Pope may drop by PH in August, says CBCP official
MANILA, Philippines — Pope Francis may drop by the Philippines in August to visit the victims of supertyphoon “Yolanda” (Haiyan), which ravaged a large swathe of the Visayas late last year, according to an official of a Catholic Bishops’ Conference of the Philippines (CBCP) office.
Should it push through, the government must speed up rehabilitation programs in the places devastated by Yolanda as the papal visit would again put the Philippines in a global spotlight, remarked Fr. Conegundo Garganta, executive secretary of the CBCP Episcopal Commission on Youth and the head of the Filipino delegation to the upcoming 6th Asian Youth Day (AYD).
“Perhaps, the presence of the Pope can pressure the government and many other sectors to really rise up to the demands and responsibilities to provide change or uplift the condition of the survivors,” said Garganta.
Talks about the papal visit to Eastern Visayas circulating among the clergy was confirmed by the Pope’s envoy, Cardinal Robert Sarah, president of the Pontifical Council Cor Unum during his trip to Leyte late last January.
Sarah announced the pontiff’s intention to visit typhoon-stricken areas in the region during a mass he celebrated in a church in Palo, one of the worst-hit localities, said the CBCP through its official news service CBCP News.
It noted that the planned papal visit would come after the 6th AYD to be held in South Korea five months from now.
Garganta stressed that the government would not want to be “placed in a difficult situation” if the Pope himself would see the snail-paced rehabilitation efforts in the places hit by the deadly typhoon, which killed more than 6,000 people and left hundreds of thousands of families homeless.
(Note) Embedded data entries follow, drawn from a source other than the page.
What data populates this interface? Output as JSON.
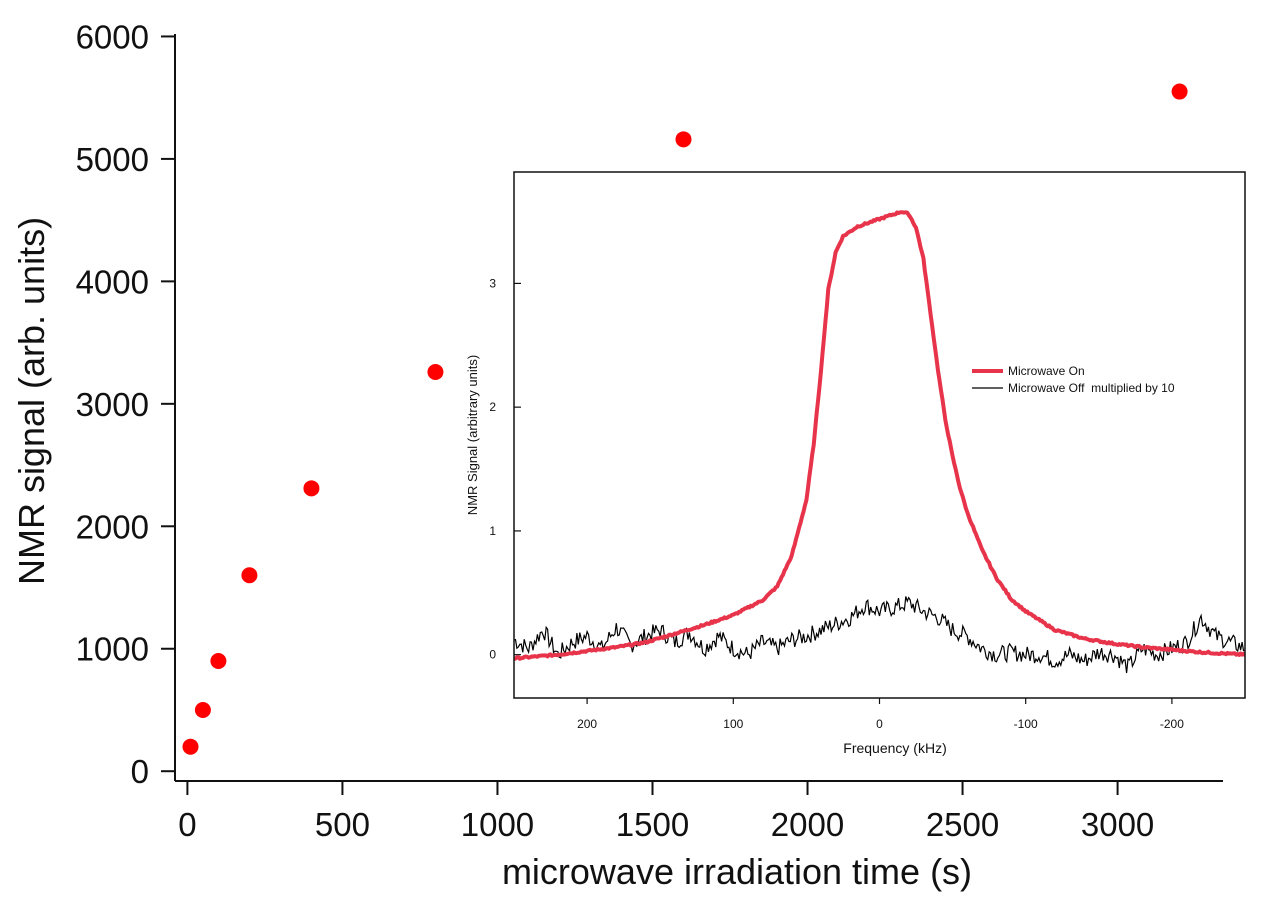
{
  "chart_data": [
    {
      "type": "scatter",
      "title": "",
      "xlabel": "microwave irradiation time (s)",
      "ylabel": "NMR signal (arb. units)",
      "xlim": [
        -40,
        3340
      ],
      "ylim": [
        -80,
        6020
      ],
      "xticks": [
        0,
        500,
        1000,
        1500,
        2000,
        2500,
        3000
      ],
      "yticks": [
        0,
        1000,
        2000,
        3000,
        4000,
        5000,
        6000
      ],
      "marker_color": "#ff0000",
      "series": [
        {
          "name": "NMR signal",
          "x": [
            10,
            50,
            100,
            200,
            400,
            800,
            1600,
            3200
          ],
          "y": [
            200,
            500,
            900,
            1600,
            2310,
            3260,
            5160,
            5550
          ]
        }
      ]
    },
    {
      "type": "line",
      "title": "",
      "xlabel": "Frequency (kHz)",
      "ylabel": "NMR Signal (arbitrary units)",
      "xlim": [
        250,
        -250
      ],
      "ylim": [
        -0.35,
        3.9
      ],
      "xticks": [
        200,
        100,
        0,
        -100,
        -200
      ],
      "xtick_labels": [
        "200",
        "100",
        "0",
        "-100",
        "-200"
      ],
      "yticks": [
        0,
        1,
        2,
        3
      ],
      "legend_position": "right",
      "series": [
        {
          "name": "Microwave On",
          "color": "#e8344a",
          "x": [
            250,
            220,
            200,
            180,
            160,
            140,
            120,
            100,
            80,
            70,
            60,
            50,
            45,
            40,
            35,
            30,
            25,
            20,
            15,
            10,
            5,
            0,
            -5,
            -10,
            -15,
            -20,
            -25,
            -30,
            -35,
            -40,
            -45,
            -50,
            -55,
            -60,
            -70,
            -80,
            -90,
            -100,
            -120,
            -140,
            -160,
            -180,
            -200,
            -220,
            -250
          ],
          "y": [
            -0.03,
            0.0,
            0.03,
            0.06,
            0.1,
            0.17,
            0.24,
            0.32,
            0.44,
            0.55,
            0.8,
            1.25,
            1.7,
            2.3,
            2.95,
            3.25,
            3.38,
            3.42,
            3.46,
            3.48,
            3.5,
            3.52,
            3.54,
            3.56,
            3.58,
            3.56,
            3.45,
            3.2,
            2.75,
            2.3,
            1.9,
            1.6,
            1.35,
            1.15,
            0.85,
            0.62,
            0.45,
            0.35,
            0.2,
            0.13,
            0.09,
            0.06,
            0.04,
            0.02,
            0.0
          ]
        },
        {
          "name": "Microwave Off  multiplied by 10",
          "color": "#000000",
          "x": [
            250,
            240,
            230,
            220,
            210,
            200,
            190,
            180,
            170,
            160,
            150,
            140,
            130,
            120,
            110,
            100,
            90,
            80,
            70,
            60,
            50,
            40,
            30,
            20,
            10,
            0,
            -10,
            -20,
            -30,
            -40,
            -50,
            -60,
            -70,
            -80,
            -90,
            -100,
            -110,
            -120,
            -130,
            -140,
            -150,
            -160,
            -170,
            -180,
            -190,
            -200,
            -210,
            -220,
            -230,
            -240,
            -250
          ],
          "y": [
            0.12,
            0.05,
            0.2,
            0.0,
            0.1,
            0.15,
            0.05,
            0.22,
            0.08,
            0.15,
            0.2,
            0.1,
            0.18,
            0.05,
            0.15,
            0.05,
            0.0,
            0.1,
            0.05,
            0.12,
            0.15,
            0.2,
            0.25,
            0.3,
            0.4,
            0.35,
            0.38,
            0.42,
            0.35,
            0.3,
            0.2,
            0.15,
            0.05,
            0.0,
            0.02,
            0.0,
            0.0,
            -0.05,
            0.0,
            -0.05,
            0.02,
            0.0,
            -0.1,
            0.05,
            0.0,
            0.05,
            0.1,
            0.3,
            0.15,
            0.1,
            0.05
          ]
        }
      ]
    }
  ]
}
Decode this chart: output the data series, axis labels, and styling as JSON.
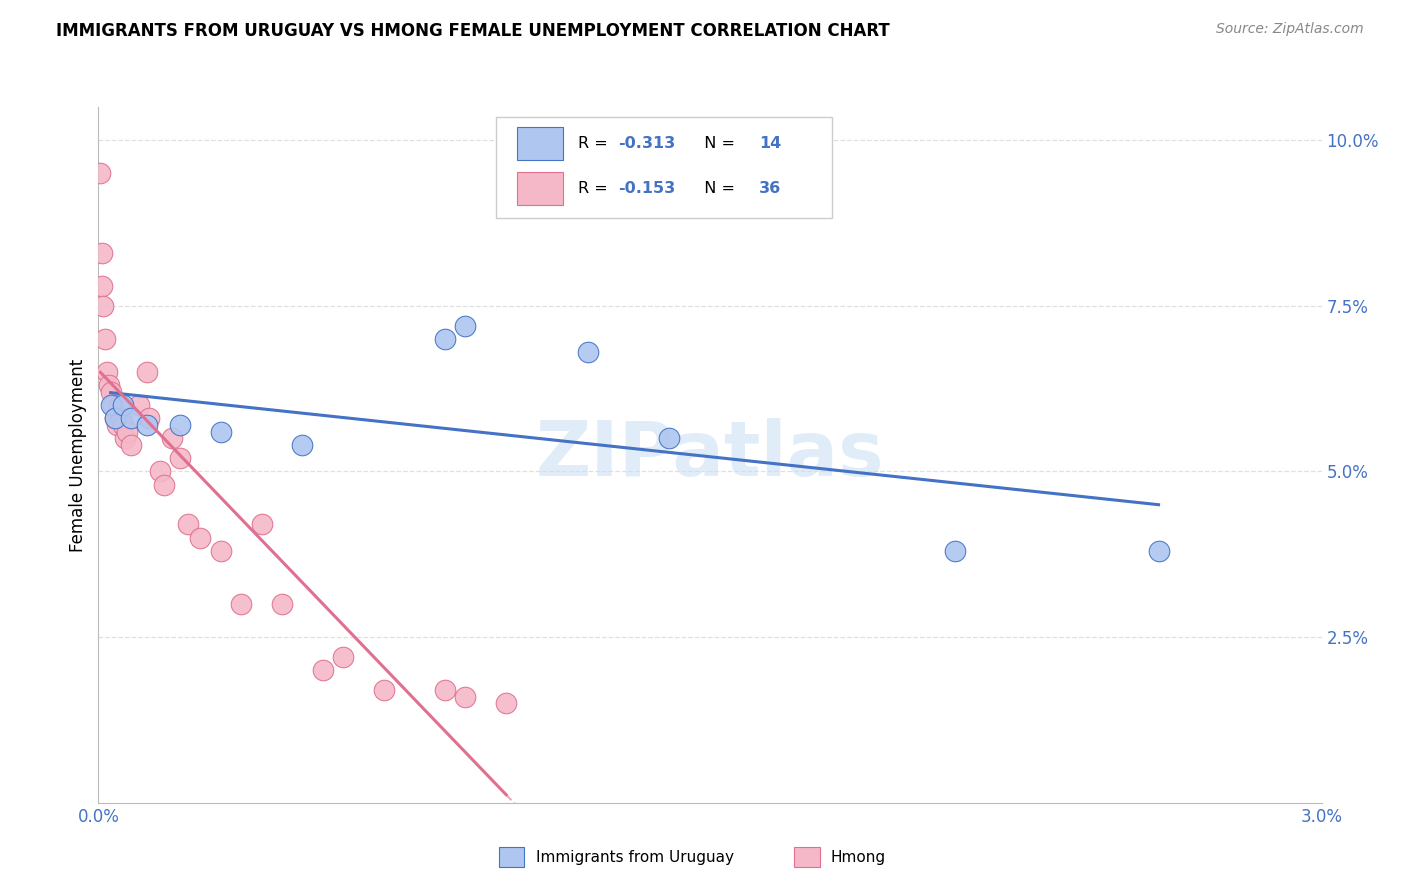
{
  "title": "IMMIGRANTS FROM URUGUAY VS HMONG FEMALE UNEMPLOYMENT CORRELATION CHART",
  "source": "Source: ZipAtlas.com",
  "ylabel": "Female Unemployment",
  "x_min": 0.0,
  "x_max": 0.03,
  "y_min": 0.0,
  "y_max": 0.105,
  "y_ticks_right": [
    0.025,
    0.05,
    0.075,
    0.1
  ],
  "y_tick_labels_right": [
    "2.5%",
    "5.0%",
    "7.5%",
    "10.0%"
  ],
  "grid_color": "#e0e0e0",
  "background_color": "#ffffff",
  "uruguay_color": "#aec6f0",
  "hmong_color": "#f5b8c8",
  "uruguay_line_color": "#4472c4",
  "hmong_line_color": "#e07090",
  "watermark": "ZIPatlas",
  "legend_R_uruguay": "-0.313",
  "legend_N_uruguay": "14",
  "legend_R_hmong": "-0.153",
  "legend_N_hmong": "36",
  "uruguay_x": [
    0.0003,
    0.0004,
    0.0006,
    0.0008,
    0.0012,
    0.002,
    0.003,
    0.005,
    0.0085,
    0.009,
    0.012,
    0.014,
    0.021,
    0.026
  ],
  "uruguay_y": [
    0.06,
    0.058,
    0.06,
    0.058,
    0.057,
    0.057,
    0.056,
    0.054,
    0.07,
    0.072,
    0.068,
    0.055,
    0.038,
    0.038
  ],
  "hmong_x": [
    5e-05,
    8e-05,
    0.0001,
    0.00012,
    0.00015,
    0.0002,
    0.00025,
    0.0003,
    0.00035,
    0.0004,
    0.00045,
    0.0005,
    0.00055,
    0.0006,
    0.00065,
    0.0007,
    0.0008,
    0.001,
    0.0012,
    0.00125,
    0.0015,
    0.0016,
    0.0018,
    0.002,
    0.0022,
    0.0025,
    0.003,
    0.0035,
    0.004,
    0.0045,
    0.0055,
    0.006,
    0.007,
    0.0085,
    0.009,
    0.01
  ],
  "hmong_y": [
    0.095,
    0.083,
    0.078,
    0.075,
    0.07,
    0.065,
    0.063,
    0.062,
    0.06,
    0.058,
    0.057,
    0.06,
    0.058,
    0.057,
    0.055,
    0.056,
    0.054,
    0.06,
    0.065,
    0.058,
    0.05,
    0.048,
    0.055,
    0.052,
    0.042,
    0.04,
    0.038,
    0.03,
    0.042,
    0.03,
    0.02,
    0.022,
    0.017,
    0.017,
    0.016,
    0.015
  ]
}
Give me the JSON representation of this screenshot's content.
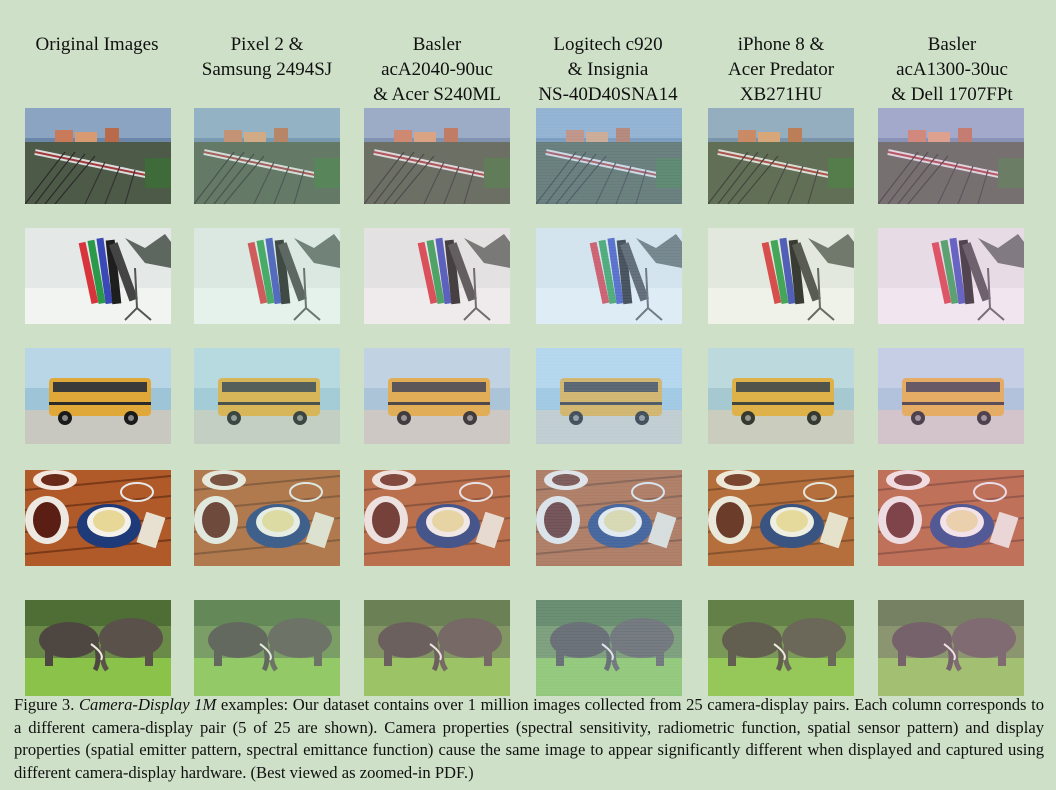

Many, particularly those greatly affected by Yolanda, the strongest typhoon to ever hit the land, have criticized the government and voiced frustration over its delayed post-disaster response.
Last week, Mr. Aquino apologized for the government’s shortcomings to a student who has been studying in Manila but hailed from Tacloban City, among the areas hardest hit by the supertyphoon.
The President admitted that post-disaster response could have been faster but pointed to the magnitude of the typhoon, which prevented the government from providing immediate assistance to disaster victims.
“The Pope’s visit would be a blessing to challenge the government and our leaders because the presence of international media may push people to do positive change to the lives of the victims of the typhoon,” added Garganta.
The priest added that Pope Francis’ visit to the Philippines would be a “real blessing” for Filipinos.
“We can only hope but if it happens, it will be a blessing for our people to see the Vicar of Christ, especially those who are still in pain and sorrow because of the typhoon and because not much improvement has taken place since the calamity struck,” he pointed out.
The last pope to visit the Philippines was Blessed John Paul II. In his second and last visit, John Paul II celebrated the closing mass of the 1995 World Youth Day in Manila, which was touted as the largest papal gathering in Roman Catholic history.